Opec members will meet in Vienna on Friday but they are not expected to reduce oil production quotas from the current level of 30 million barrels per day, even though non-Opec output this year is expected to rise by around 1 million barrels to 54 million bpd. However, keep a close watch on Opec if oil falls below $100 per barrel, the price members believe is fair for both consumers and producers.
Political developments in Iran bear watching in the run-up to the June 14 presidential election after two potential candidates — former president Akbar Hashemi Rafsanjani and Esfandiar Rahim Mashaie, a close aide to the current president — were barred from running. Most of the remaining eight candidates are conservative loyalists close to Supreme Leader Ayatollah Ali Khamenei, and will continue supporting nuclear development.

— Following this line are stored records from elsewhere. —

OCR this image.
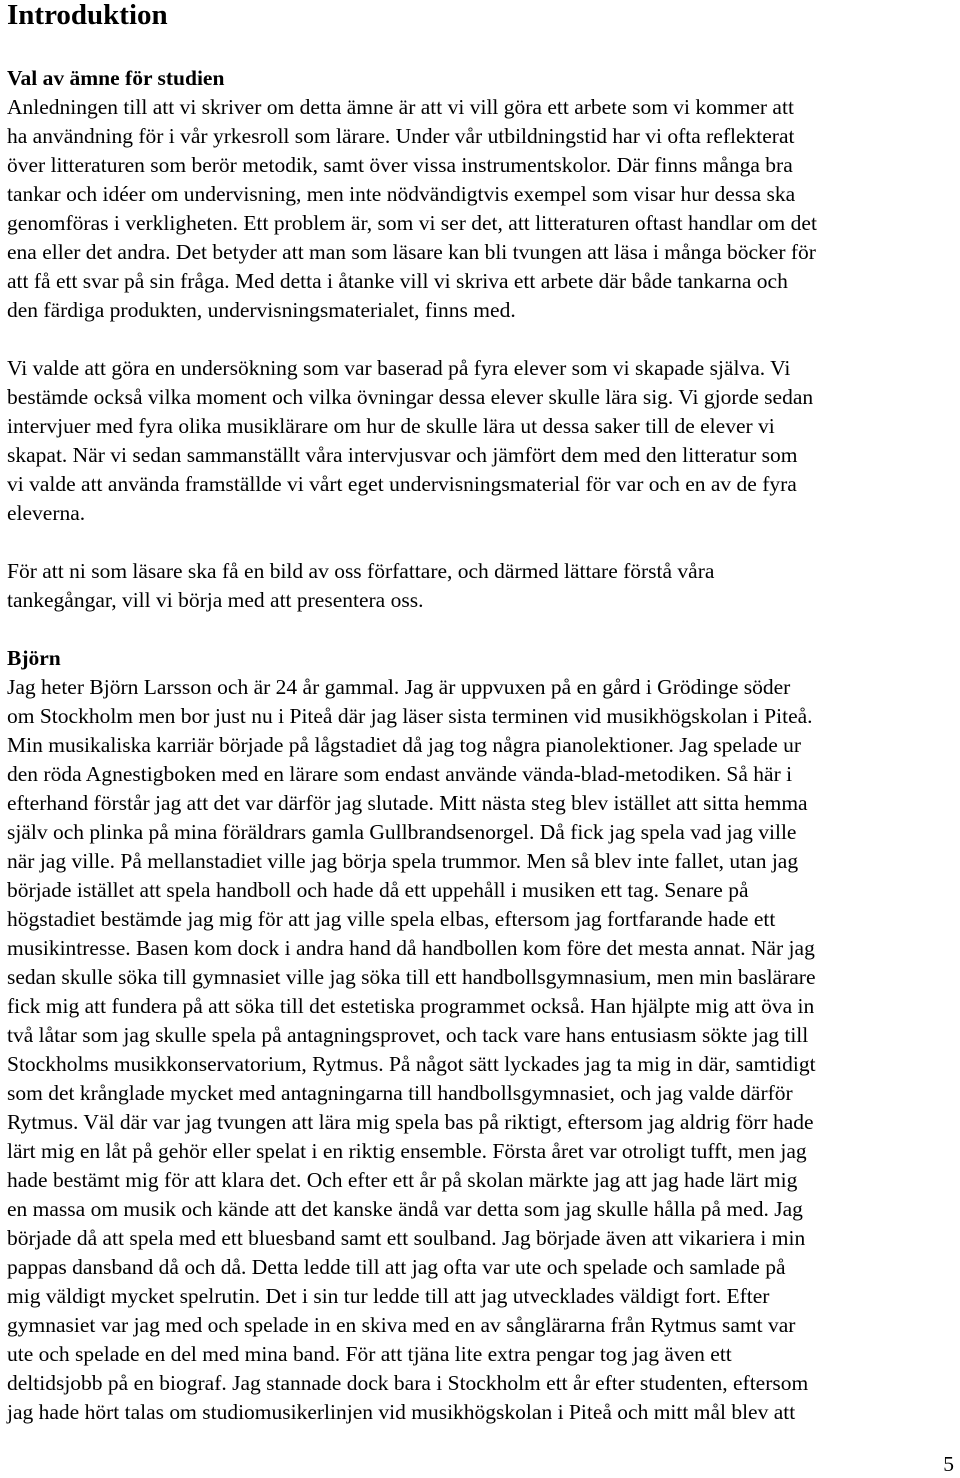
Introduktion
Val av ämne för studien

Anledningen till att vi skriver om detta ämne är att vi vill göra ett arbete som vi kommer att
ha användning för i vår yrkesroll som lärare. Under vår utbildningstid har vi ofta reflekterat
över litteraturen som berör metodik, samt över vissa instrumentskolor. Där finns många bra
tankar och idéer om undervisning, men inte nödvändigtvis exempel som visar hur dessa ska
genomföras i verkligheten. Ett problem är, som vi ser det, att litteraturen oftast handlar om det
ena eller det andra. Det betyder att man som läsare kan bli tvungen att läsa i många böcker för
att få ett svar på sin fråga. Med detta i åtanke vill vi skriva ett arbete där både tankarna och
den färdiga produkten, undervisningsmaterialet, finns med.

Vi valde att göra en undersökning som var baserad på fyra elever som vi skapade själva. Vi
bestämde också vilka moment och vilka övningar dessa elever skulle lära sig. Vi gjorde sedan
intervjuer med fyra olika musiklärare om hur de skulle lära ut dessa saker till de elever vi
skapat. När vi sedan sammanställt våra intervjusvar och jämfört dem med den litteratur som
vi valde att använda framställde vi vårt eget undervisningsmaterial för var och en av de fyra
eleverna.

För att ni som läsare ska få en bild av oss författare, och därmed lättare förstå våra
tankegångar, vill vi börja med att presentera oss.

Björn

Jag heter Björn Larsson och är 24 år gammal. Jag är uppvuxen på en gård i Grödinge söder
om Stockholm men bor just nu i Piteå där jag läser sista terminen vid musikhögskolan i Piteå.
Min musikaliska karriär började på lågstadiet då jag tog några pianolektioner. Jag spelade ur
den röda Agnestigboken med en lärare som endast använde vända-blad-metodiken. Så här i
efterhand förstår jag att det var därför jag slutade. Mitt nästa steg blev istället att sitta hemma
själv och plinka på mina föräldrars gamla Gullbrandsenorgel. Då fick jag spela vad jag ville
när jag ville. På mellanstadiet ville jag börja spela trummor. Men så blev inte fallet, utan jag
började istället att spela handboll och hade då ett uppehåll i musiken ett tag. Senare på
högstadiet bestämde jag mig för att jag ville spela elbas, eftersom jag fortfarande hade ett
musikintresse. Basen kom dock i andra hand då handbollen kom före det mesta annat. När jag
sedan skulle söka till gymnasiet ville jag söka till ett handbollsgymnasium, men min baslärare
fick mig att fundera på att söka till det estetiska programmet också. Han hjälpte mig att öva in
två låtar som jag skulle spela på antagningsprovet, och tack vare hans entusiasm sökte jag till
Stockholms musikkonservatorium, Rytmus. På något sätt lyckades jag ta mig in där, samtidigt
som det krånglade mycket med antagningarna till handbollsgymnasiet, och jag valde därför
Rytmus. Väl där var jag tvungen att lära mig spela bas på riktigt, eftersom jag aldrig förr hade
lärt mig en låt på gehör eller spelat i en riktig ensemble. Första året var otroligt tufft, men jag
hade bestämt mig för att klara det. Och efter ett år på skolan märkte jag att jag hade lärt mig
en massa om musik och kände att det kanske ändå var detta som jag skulle hålla på med. Jag
började då att spela med ett bluesband samt ett soulband. Jag började även att vikariera i min
pappas dansband då och då. Detta ledde till att jag ofta var ute och spelade och samlade på
mig väldigt mycket spelrutin. Det i sin tur ledde till att jag utvecklades väldigt fort. Efter
gymnasiet var jag med och spelade in en skiva med en av sånglärarna från Rytmus samt var
ute och spelade en del med mina band. För att tjäna lite extra pengar tog jag även ett
deltidsjobb på en biograf. Jag stannade dock bara i Stockholm ett år efter studenten, eftersom
jag hade hört talas om studiomusikerlinjen vid musikhögskolan i Piteå och mitt mål blev att

5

Unrest in the Middle East, especially conflict in Kurdish territories disputing oil rights with Iraq, could have a bearing on the market, as will the clashes in Syria. The United States, England and Russia have urged Syria to send a representative to a meeting expected to be held in Geneva in June to discuss ways to end the violence.
Key economic figures due this week include US first-quarter GDP (second estimate), pending home sales, consumer confidence, Chicago Manufacturing PMI and economic sentiment; euro zone economic indicators, consumer prices and consumer confidence; and Chinese official manufacturing PMI.